To be clear, that doesn’t mean that what is happening in states like Georgia, Alabama, and Ohio isn’t extremely alarming. It just means that using extreme exception rhetoric to try to sway the other side might be causing more alarm among the pro-choice movement than it is doing to help the cause. One study by the American Trends Panel in 2015 suggests that only 14% of people have changed their minds on an issue because of an article or post on social media. Interestingly, young men ages 18-29 are the most likely, at 29%, to have a change of heart, per the study. That being said, this is a very small minority.
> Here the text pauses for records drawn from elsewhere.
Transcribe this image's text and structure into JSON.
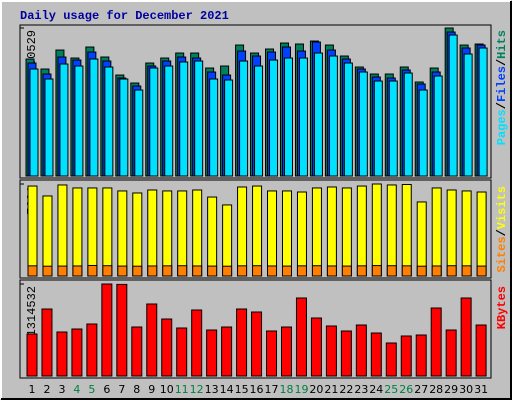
{
  "legend_separator": "/",
  "chart_data": [
    {
      "type": "bar",
      "title": "Daily usage for December 2021",
      "ylim": [
        0,
        80529
      ],
      "yticks": [
        80529
      ],
      "series": [
        {
          "name": "Hits",
          "color": "#00805c",
          "values": [
            63650,
            58210,
            68540,
            64190,
            70180,
            64740,
            54940,
            50590,
            61470,
            64190,
            66910,
            66910,
            58750,
            59840,
            71260,
            66910,
            69090,
            72350,
            71810,
            73440,
            71260,
            65280,
            59300,
            55490,
            55490,
            59300,
            51140,
            58750,
            80529,
            71260,
            71810
          ]
        },
        {
          "name": "Files",
          "color": "#0040ff",
          "values": [
            61470,
            55490,
            64740,
            63100,
            67460,
            62560,
            53310,
            48960,
            59840,
            62560,
            64740,
            64190,
            56580,
            54940,
            68000,
            65280,
            67460,
            70180,
            68000,
            72900,
            68540,
            63650,
            58210,
            53860,
            53310,
            57660,
            50050,
            56580,
            78340,
            69630,
            71260
          ]
        },
        {
          "name": "Pages",
          "color": "#00e0ff",
          "values": [
            58210,
            52770,
            60930,
            59840,
            63650,
            59300,
            52770,
            46780,
            58750,
            59840,
            62020,
            62560,
            52770,
            52220,
            62560,
            59840,
            63100,
            64190,
            64190,
            66910,
            65280,
            61470,
            56580,
            51680,
            51680,
            56030,
            46780,
            54400,
            76700,
            66370,
            69630
          ]
        }
      ]
    },
    {
      "type": "bar",
      "ylim": [
        0,
        7691
      ],
      "yticks": [
        7691
      ],
      "series": [
        {
          "name": "Visits",
          "color": "#ffff00",
          "values": [
            7520,
            6690,
            7610,
            7360,
            7360,
            7360,
            7110,
            6940,
            7190,
            7110,
            7110,
            7190,
            6600,
            5940,
            7440,
            7520,
            7110,
            7110,
            7020,
            7360,
            7440,
            7360,
            7520,
            7691,
            7610,
            7650,
            6190,
            7360,
            7190,
            7110,
            7020
          ]
        },
        {
          "name": "Sites",
          "color": "#ff8000",
          "values": [
            850,
            820,
            830,
            840,
            880,
            860,
            830,
            820,
            840,
            850,
            860,
            840,
            830,
            820,
            850,
            860,
            840,
            830,
            850,
            860,
            840,
            830,
            850,
            870,
            860,
            850,
            820,
            840,
            860,
            850,
            830
          ]
        }
      ]
    },
    {
      "type": "bar",
      "ylim": [
        0,
        1314532
      ],
      "yticks": [
        1314532
      ],
      "categories": [
        "1",
        "2",
        "3",
        "4",
        "5",
        "6",
        "7",
        "8",
        "9",
        "10",
        "11",
        "12",
        "13",
        "14",
        "15",
        "16",
        "17",
        "18",
        "19",
        "20",
        "21",
        "22",
        "23",
        "24",
        "25",
        "26",
        "27",
        "28",
        "29",
        "30",
        "31"
      ],
      "category_colors": [
        "#000000",
        "#000000",
        "#000000",
        "#008040",
        "#008040",
        "#000000",
        "#000000",
        "#000000",
        "#000000",
        "#000000",
        "#008040",
        "#008040",
        "#000000",
        "#000000",
        "#000000",
        "#000000",
        "#000000",
        "#008040",
        "#008040",
        "#000000",
        "#000000",
        "#000000",
        "#000000",
        "#000000",
        "#008040",
        "#008040",
        "#000000",
        "#000000",
        "#000000",
        "#000000",
        "#000000"
      ],
      "series": [
        {
          "name": "KBytes",
          "color": "#ff0000",
          "values": [
            600100,
            957300,
            628700,
            671500,
            743000,
            1314532,
            1309000,
            700100,
            1028700,
            814400,
            685800,
            943000,
            657200,
            700100,
            957300,
            914400,
            643000,
            700100,
            1114500,
            828700,
            714400,
            643000,
            728700,
            614400,
            471500,
            571500,
            585800,
            971600,
            657200,
            1114500,
            728700
          ]
        }
      ]
    }
  ]
}
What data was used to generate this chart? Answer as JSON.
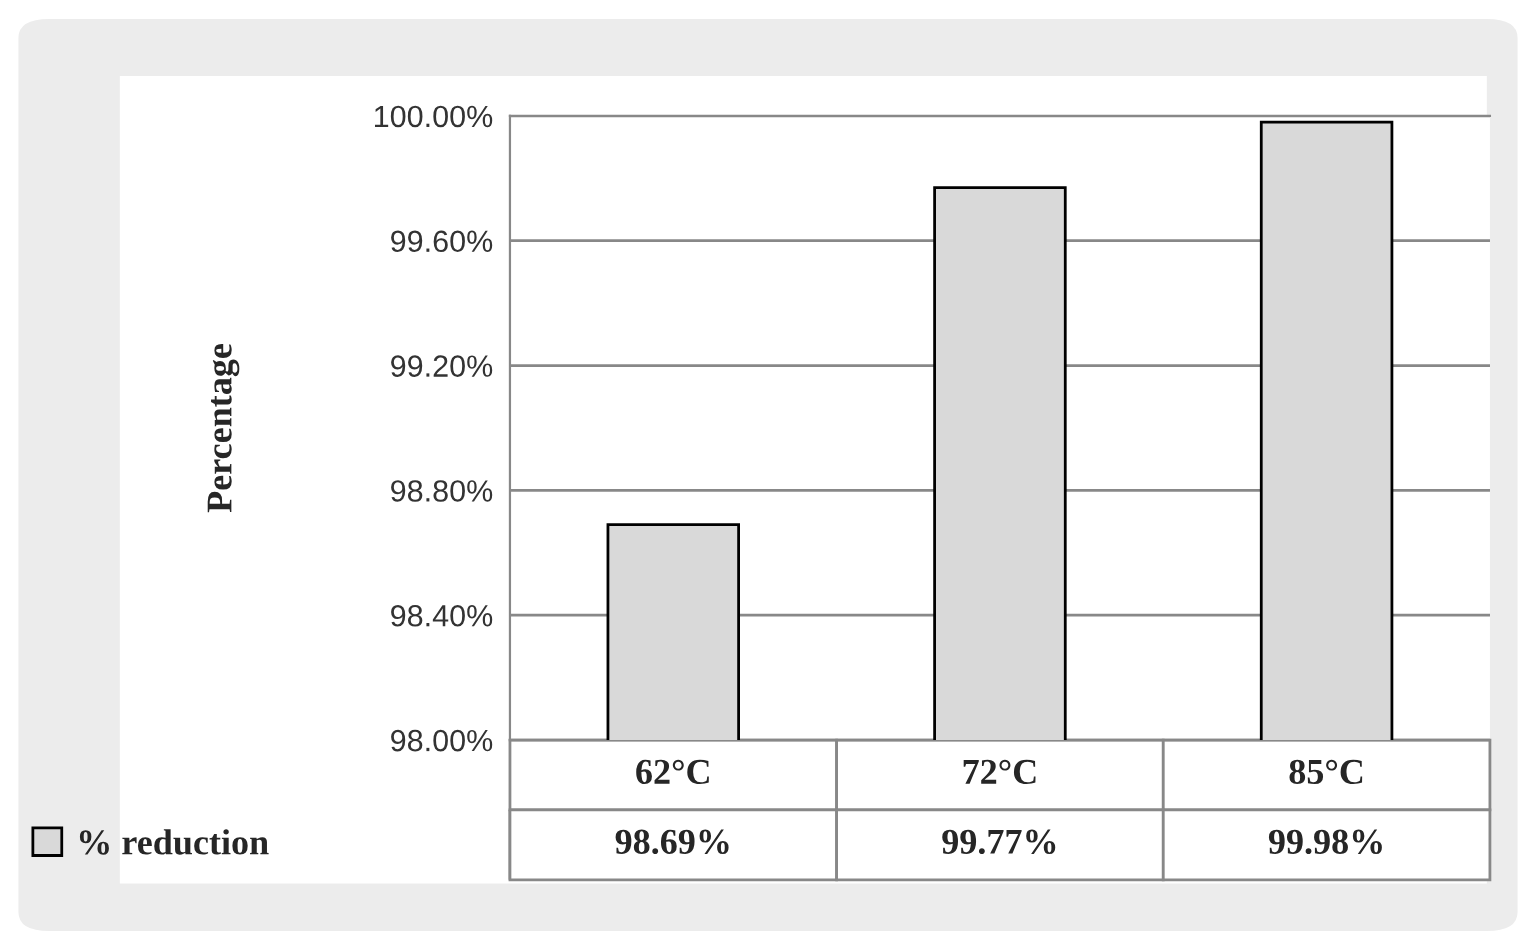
{
  "chart_data": {
    "type": "bar",
    "ylabel": "Percentage",
    "categories": [
      "62°C",
      "72°C",
      "85°C"
    ],
    "series": [
      {
        "name": "% reduction",
        "color": "#d9d9d9",
        "values": [
          98.69,
          99.77,
          99.98
        ],
        "value_labels": [
          "98.69%",
          "99.77%",
          "99.98%"
        ]
      }
    ],
    "ylim": [
      98.0,
      100.0
    ],
    "yticks": [
      {
        "value": 98.0,
        "label": "98.00%"
      },
      {
        "value": 98.4,
        "label": "98.40%"
      },
      {
        "value": 98.8,
        "label": "98.80%"
      },
      {
        "value": 99.2,
        "label": "99.20%"
      },
      {
        "value": 99.6,
        "label": "99.60%"
      },
      {
        "value": 100.0,
        "label": "100.00%"
      }
    ],
    "grid": "y",
    "legend": "bottom"
  }
}
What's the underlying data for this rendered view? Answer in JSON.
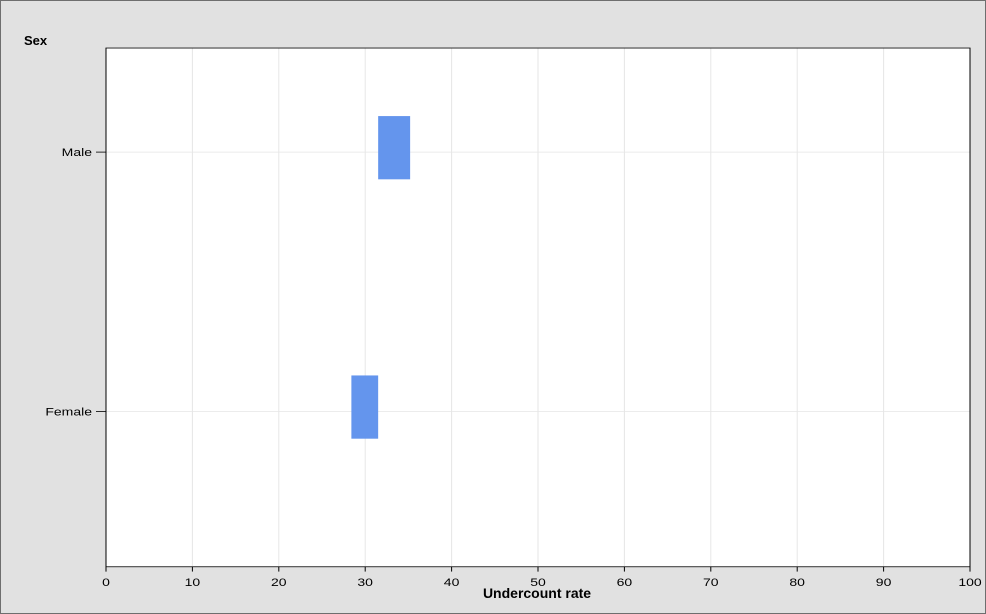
{
  "chart_data": {
    "type": "bar",
    "orientation": "horizontal",
    "y_axis_title": "Sex",
    "xlabel": "Undercount rate",
    "categories": [
      "Male",
      "Female"
    ],
    "bars": [
      {
        "category": "Male",
        "low": 31.5,
        "high": 35.2
      },
      {
        "category": "Female",
        "low": 28.4,
        "high": 31.5
      }
    ],
    "xlim": [
      0,
      100
    ],
    "xticks": [
      0,
      10,
      20,
      30,
      40,
      50,
      60,
      70,
      80,
      90,
      100
    ],
    "grid": true,
    "bar_color": "#6495ed"
  }
}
As important as it is for us to consider and make people aware of the serious costs and dangerous nature of allowing restrictive abortion bills to continue to be created, it is important to take a step back and take a deep breath and to avoid scaring people as best we can. Alarmism and panic, while satisfying in the moment and useful to a limited extent, don’t necessarily produce injunctions or change any minds. In fact, they may do just the opposite. Abortions are still safe and legal in all 50 states — and that is something worth yelling about online.